4. Data import routines

[Important note] Although the content of the above chapter introduces the basic method of data import, but I'm afraid it is still difficult to digest and absorb, for my use.
In order to solve this problem, this article will be related to the integration of the contents of the routine, so that readers can learn to collect, but also easy to use and modify.

Routine 01: Reading a data file

# mathmodel01_v1.py
# Demo01 of mathematical modeling algorithm
# Read data files into DataFrame.
# Copyright 2021 Youcans, XUPT
# Crated：2021-05-27
import pandas as pd
# Read the data file
def readDataFile(readPath):  # readPath: address and filename of the data file
    # readPath = "... /data/" # The file path can also be entered directly here
    try:
        if (readPath[-4:] == ".csv"):
            dfFile = pd.read_csv(readPath, header=0, sep=",")  # Comma intervals, first line headers
            # dfFile = pd.read_csv(filePath, header=None, sep=",") # sep: spacer, untitled line
        elif (readPath[-4:] == ".xls") or (readPath[-5:] == ".xlsx"):  # sheet_name defaults to 0
            dfFile = pd.read_excel(readPath, header=0)  # The first line is the title line
            # dfFile = pd.read_excel(filePath, header=None) # Untitled line
        elif (readPath[-4:] == ".dat"):  # sep: spacer, header: whether the first line is a header line or not
            dfFile = pd.read_table(readPath, sep=" ", header=0)  # Spacers are spaces and the first line is a header line
            # dfFile = pd.read_table(filePath,sep=",",header=None) # Intervals are commas, no header rows
        else:
            print("Unsupported file formats.")
    except Exception as e:
        print("Failed to read data file：{}".format(str(e)))
        return
    return dfFile

# Main program
def main():

    # Reading data files # Youcans, XUPT
    readPath = "../data/"  # Address and file name of data file
    dfFile = readDataFile(readPath)  # Call the read file subroutine
    print(type(dfFile))  # View dfFile data types
    print()  # View dfFile shape (number of rows, number of columns)
    print(())  # Display the first 5 rows of dfFile data
    return
if __name__ == '__main__':  # Youcans, XUPT
    main()

Example 01 Run results:

<class ''>

(30, 6)

period price average advertise difference sales

0 1 3.85 3.80 5.50 -0.05 7.38

1 2 3.75 4.00 6.75 0.25 8.51

2 3 3.70 4.30 7.25 0.60 9.52

3 4 3.70 3.70 5.50 0.00 7.50

4 5 3.60 3.85 7.00 0.25 9.33

1. This routine needs to read the data file ".../data/" which is saved in the .../data/ directory. Readers need to modify the file path and file name of this data file in order to read the local file they need.
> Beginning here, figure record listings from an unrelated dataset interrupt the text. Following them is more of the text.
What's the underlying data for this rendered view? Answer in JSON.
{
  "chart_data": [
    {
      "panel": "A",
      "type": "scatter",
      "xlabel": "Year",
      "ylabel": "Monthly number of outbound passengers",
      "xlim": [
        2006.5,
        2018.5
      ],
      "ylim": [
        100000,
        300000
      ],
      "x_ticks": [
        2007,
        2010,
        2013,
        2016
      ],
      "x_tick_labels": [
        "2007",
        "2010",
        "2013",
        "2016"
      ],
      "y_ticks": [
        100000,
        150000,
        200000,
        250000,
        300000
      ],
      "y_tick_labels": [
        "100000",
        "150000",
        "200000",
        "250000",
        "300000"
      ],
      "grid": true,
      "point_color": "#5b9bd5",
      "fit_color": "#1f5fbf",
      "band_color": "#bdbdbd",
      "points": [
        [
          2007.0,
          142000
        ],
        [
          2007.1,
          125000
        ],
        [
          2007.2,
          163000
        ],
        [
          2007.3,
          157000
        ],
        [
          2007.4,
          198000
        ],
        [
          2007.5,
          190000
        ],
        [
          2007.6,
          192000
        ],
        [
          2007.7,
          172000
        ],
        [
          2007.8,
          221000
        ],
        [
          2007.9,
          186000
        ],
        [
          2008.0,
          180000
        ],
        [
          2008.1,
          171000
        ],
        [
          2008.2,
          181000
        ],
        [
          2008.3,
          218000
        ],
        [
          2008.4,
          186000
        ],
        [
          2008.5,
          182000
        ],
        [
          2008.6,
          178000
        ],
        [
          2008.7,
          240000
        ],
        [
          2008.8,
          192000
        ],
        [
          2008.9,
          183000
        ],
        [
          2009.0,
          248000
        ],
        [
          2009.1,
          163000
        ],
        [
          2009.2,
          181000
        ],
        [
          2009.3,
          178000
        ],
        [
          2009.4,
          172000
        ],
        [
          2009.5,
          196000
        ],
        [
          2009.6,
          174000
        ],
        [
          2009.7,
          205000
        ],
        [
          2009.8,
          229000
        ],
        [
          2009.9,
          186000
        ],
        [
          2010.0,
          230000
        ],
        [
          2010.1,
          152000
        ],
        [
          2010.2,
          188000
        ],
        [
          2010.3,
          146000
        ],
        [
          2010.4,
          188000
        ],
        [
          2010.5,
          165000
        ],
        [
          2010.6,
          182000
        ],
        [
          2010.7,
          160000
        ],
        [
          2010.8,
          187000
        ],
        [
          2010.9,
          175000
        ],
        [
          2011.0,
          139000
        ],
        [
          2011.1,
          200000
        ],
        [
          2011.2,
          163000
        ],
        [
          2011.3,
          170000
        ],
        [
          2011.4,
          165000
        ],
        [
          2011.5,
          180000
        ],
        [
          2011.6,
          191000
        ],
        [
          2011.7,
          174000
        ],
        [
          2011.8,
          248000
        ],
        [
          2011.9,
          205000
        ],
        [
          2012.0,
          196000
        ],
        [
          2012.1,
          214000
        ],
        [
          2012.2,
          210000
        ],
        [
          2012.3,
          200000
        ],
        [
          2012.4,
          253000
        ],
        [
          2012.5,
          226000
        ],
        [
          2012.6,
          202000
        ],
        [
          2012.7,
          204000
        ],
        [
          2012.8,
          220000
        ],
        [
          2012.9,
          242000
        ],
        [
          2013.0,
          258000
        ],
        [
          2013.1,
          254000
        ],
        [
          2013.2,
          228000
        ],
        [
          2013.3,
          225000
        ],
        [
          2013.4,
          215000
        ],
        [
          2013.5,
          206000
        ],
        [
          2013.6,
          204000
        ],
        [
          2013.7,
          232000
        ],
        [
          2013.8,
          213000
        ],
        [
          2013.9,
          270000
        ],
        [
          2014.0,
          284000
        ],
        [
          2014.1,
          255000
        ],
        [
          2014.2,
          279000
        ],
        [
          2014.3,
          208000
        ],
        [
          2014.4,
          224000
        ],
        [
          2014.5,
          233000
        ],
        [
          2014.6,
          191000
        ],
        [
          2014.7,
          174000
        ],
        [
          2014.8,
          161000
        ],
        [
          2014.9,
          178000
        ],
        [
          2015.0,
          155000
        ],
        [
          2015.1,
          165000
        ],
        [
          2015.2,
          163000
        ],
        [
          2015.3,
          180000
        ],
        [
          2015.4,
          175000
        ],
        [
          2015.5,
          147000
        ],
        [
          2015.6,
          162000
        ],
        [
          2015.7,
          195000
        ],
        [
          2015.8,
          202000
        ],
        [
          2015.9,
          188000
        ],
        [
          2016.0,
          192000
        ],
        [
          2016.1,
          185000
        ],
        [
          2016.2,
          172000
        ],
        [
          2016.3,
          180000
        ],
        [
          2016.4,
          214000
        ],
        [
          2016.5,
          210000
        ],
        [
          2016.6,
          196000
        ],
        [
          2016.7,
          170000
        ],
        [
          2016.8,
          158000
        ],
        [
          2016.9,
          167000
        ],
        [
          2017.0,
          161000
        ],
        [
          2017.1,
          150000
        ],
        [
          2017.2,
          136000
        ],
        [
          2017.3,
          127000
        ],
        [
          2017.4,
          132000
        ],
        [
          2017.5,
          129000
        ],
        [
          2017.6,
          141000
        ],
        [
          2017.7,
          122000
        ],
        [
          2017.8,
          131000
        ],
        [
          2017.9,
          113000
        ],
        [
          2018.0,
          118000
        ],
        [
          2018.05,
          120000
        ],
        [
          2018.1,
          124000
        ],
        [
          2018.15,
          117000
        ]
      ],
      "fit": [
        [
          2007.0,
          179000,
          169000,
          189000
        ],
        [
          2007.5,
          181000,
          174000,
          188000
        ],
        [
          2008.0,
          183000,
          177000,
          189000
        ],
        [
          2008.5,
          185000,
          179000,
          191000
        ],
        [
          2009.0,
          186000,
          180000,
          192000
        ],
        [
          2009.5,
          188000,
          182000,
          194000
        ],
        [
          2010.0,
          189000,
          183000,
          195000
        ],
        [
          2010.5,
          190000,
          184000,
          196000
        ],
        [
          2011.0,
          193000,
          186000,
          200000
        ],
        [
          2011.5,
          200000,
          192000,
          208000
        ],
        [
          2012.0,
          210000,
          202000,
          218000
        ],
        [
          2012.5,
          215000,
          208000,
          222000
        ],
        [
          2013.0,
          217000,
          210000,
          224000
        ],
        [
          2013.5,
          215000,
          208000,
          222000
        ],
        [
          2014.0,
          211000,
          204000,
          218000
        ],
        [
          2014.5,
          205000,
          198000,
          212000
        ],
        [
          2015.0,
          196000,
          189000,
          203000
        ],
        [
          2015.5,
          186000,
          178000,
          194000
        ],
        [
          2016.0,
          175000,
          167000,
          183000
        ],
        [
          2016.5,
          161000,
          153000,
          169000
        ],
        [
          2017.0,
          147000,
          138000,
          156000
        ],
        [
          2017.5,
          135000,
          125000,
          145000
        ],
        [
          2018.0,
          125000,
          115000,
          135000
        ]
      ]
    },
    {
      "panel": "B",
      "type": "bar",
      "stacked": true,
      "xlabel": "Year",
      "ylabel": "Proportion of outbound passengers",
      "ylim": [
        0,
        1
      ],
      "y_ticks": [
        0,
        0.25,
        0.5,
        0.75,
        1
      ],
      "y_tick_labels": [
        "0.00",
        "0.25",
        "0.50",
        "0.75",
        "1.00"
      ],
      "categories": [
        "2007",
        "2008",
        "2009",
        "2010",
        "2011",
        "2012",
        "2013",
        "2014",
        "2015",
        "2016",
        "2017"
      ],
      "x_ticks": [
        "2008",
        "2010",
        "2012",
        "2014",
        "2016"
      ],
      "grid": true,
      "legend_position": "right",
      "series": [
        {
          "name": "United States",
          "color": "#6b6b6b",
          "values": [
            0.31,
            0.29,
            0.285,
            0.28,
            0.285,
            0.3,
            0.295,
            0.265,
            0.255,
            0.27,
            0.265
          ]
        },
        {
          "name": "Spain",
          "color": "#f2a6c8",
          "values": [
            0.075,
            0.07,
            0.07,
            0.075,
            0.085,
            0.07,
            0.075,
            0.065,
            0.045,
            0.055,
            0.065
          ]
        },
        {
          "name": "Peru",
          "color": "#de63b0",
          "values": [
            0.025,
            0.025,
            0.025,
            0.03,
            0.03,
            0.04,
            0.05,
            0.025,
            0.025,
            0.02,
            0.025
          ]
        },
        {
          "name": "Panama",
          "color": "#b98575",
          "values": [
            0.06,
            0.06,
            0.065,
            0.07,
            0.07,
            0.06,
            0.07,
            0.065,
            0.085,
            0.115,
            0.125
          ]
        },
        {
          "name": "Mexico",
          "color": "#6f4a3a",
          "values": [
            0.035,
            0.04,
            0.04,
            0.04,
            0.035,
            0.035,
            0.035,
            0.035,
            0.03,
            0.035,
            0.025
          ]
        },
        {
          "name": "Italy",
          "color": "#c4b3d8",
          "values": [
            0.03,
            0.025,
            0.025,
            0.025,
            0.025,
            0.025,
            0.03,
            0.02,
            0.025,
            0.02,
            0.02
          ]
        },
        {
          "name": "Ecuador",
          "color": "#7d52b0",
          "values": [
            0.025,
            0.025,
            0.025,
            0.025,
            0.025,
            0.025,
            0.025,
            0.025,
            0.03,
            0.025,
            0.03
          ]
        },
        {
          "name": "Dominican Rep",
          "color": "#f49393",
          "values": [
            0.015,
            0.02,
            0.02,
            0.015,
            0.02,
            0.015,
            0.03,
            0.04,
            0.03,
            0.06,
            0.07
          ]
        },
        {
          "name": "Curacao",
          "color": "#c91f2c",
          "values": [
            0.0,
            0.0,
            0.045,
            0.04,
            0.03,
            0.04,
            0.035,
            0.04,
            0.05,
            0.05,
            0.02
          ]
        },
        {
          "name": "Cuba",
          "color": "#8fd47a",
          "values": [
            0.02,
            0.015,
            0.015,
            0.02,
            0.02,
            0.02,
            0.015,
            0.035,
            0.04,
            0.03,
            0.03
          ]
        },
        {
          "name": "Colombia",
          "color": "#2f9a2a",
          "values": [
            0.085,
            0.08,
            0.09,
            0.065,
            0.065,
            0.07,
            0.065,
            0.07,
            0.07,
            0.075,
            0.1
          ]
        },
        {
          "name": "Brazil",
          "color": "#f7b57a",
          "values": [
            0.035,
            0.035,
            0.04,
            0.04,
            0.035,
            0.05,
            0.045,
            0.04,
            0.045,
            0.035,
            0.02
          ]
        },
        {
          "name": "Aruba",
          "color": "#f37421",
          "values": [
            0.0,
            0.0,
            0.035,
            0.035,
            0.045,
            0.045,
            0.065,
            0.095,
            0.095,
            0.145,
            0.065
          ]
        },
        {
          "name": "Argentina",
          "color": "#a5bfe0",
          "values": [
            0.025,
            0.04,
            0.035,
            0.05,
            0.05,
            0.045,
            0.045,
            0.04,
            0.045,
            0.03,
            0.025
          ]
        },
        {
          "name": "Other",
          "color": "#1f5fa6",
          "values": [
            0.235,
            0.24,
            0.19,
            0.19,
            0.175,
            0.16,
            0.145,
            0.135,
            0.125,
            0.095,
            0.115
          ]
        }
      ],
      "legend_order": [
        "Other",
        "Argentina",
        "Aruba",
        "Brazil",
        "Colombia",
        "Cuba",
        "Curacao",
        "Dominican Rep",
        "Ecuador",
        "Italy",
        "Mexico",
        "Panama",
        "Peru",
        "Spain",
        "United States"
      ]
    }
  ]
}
2. This routine can automatically identify the file type according to the suffix of the file name and call the corresponding function to read the file.

3. The read file module in this routine uses the try...except statement for simple exception handling. If the read fails, you can find the error according to the type of exception thrown.

To this article on the beginning of python mathematical modeling data import (white part) of the article is introduced to this, more related to python mathematical modeling data import content, please search for my previous articles or continue to browse the following related articles I hope you will support me more in the future!